Officials working to determine cause of NYC crane collapse
The deadly collapse of a construction crane in lower Manhattan on Friday highlights New York’s failure to adequately address a safety “crisis” at hundreds of worksites across the city, an official watchdog said. However, New York City Comptroller Scott Stringer said municipal buildings officials had failed to implement many recommendations in a 2014 audit on construction crane safety.
The massive crane came crashing down at Worth and Church streets in just before 8:30 a.m., clipping at least one building and landing across a row of parked cars.
Guttman says Wichs worked at the New York-based computerized financial trading firm Tower Research Capital.

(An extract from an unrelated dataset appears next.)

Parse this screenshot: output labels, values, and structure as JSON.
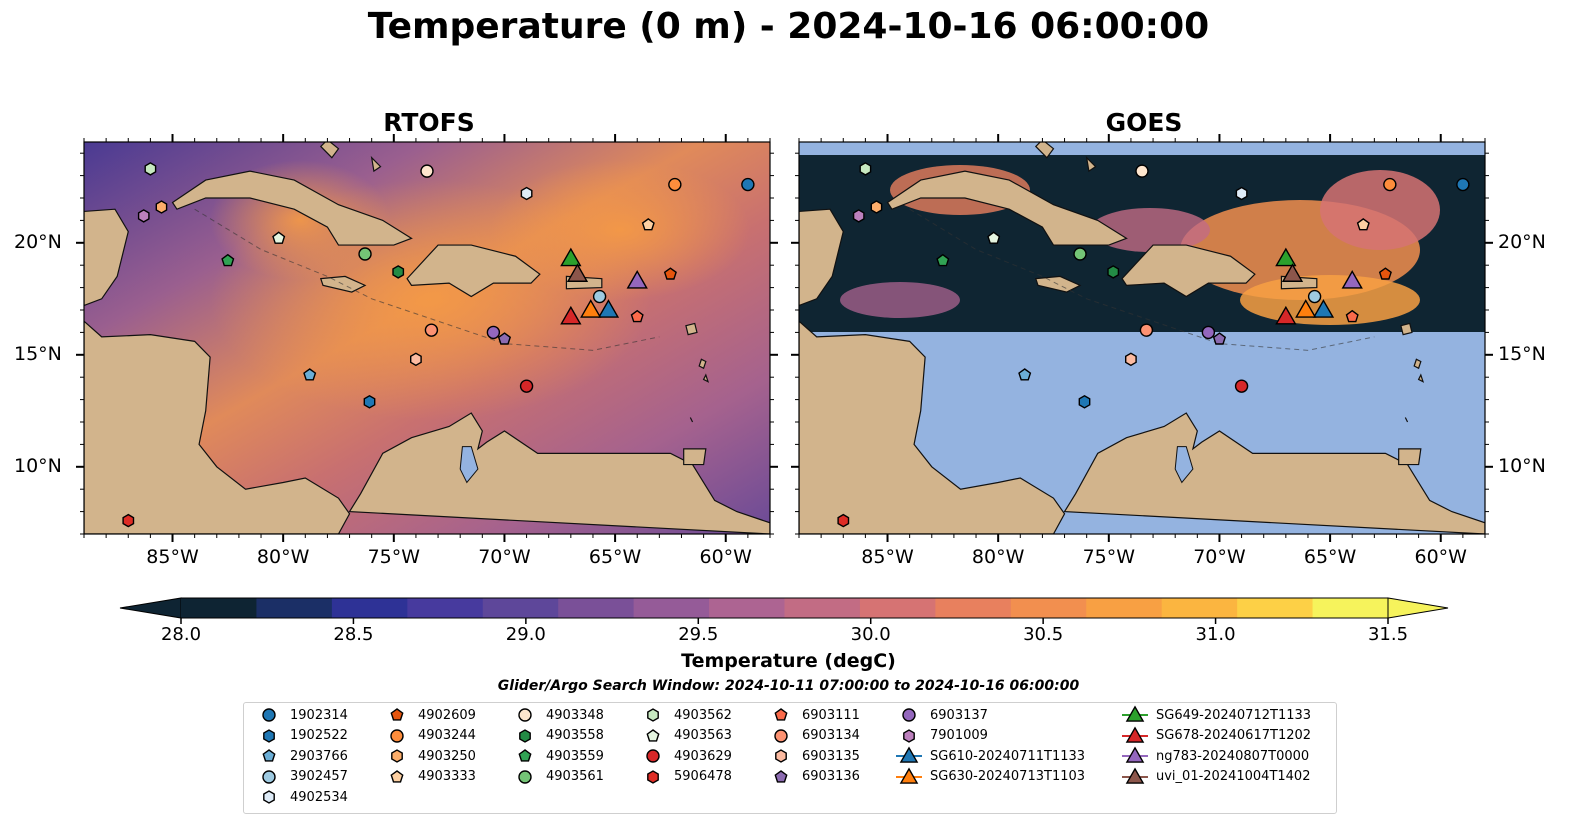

“Our hearts go out to the families of the individual who has been lost”, de Blasio said at a late morning news conference. “Thank God it was not worse”, he said.
ABC7 reports that the victim was a 38-year-old who was sitting in a vehicle that was crushed.
The huge construction crane was being lowered to safety in a snow squall when plummeted onto the street in the Tribeca neighborhood of lower Manhattan.
The 172m-foot crawler crane was in the process of being lowered and secured in Lower Manhattan as a precaution due to heavy winds when it fell forward onto the street below.
A person answering the phone at the office of Bay Crane in the borough of Queens would not discuss the accident or confirm that the crane belonged to the company.
The construction site had been investigated by building inspectors the day before and had been approved for work to proceed.
– March 2008: A almost 200-foot-tall crane fell as it was being lengthened in a neighborhood near the United Nations headquarters, demolishing a townhouse and killing six construction workers and a tourist.
A collapsed crane lies on the street on Friday, Feb. 5, 2016, in NY.
De Blasio said wind speeds were around 20 miles per hour when crews arrived Friday morning so a decision was made to secure the crane.
Mayor de Blasio says the crew had been directing people away from the area as the crane was being moved. Ten people were injured by debris, and part of the building facade was shattered. “Our building rattled … shook”, he said.
A spokesman for the building’s owners said in a statement that they were “saddened by the injuries and loss of a life”. He did not see the crane fall, but tells us, “as soon as I got up to our floor and in the office, the whole building shook violently for a couple seconds, and then I ran back down to the street”.
Cranes have also dropped loads or come close to falling apart in other incidents, including a dramatic episode in which a crane’s boom almost snapped off during Superstorm Sandy and dangled precariously over a midtown block near Carnegie Hall.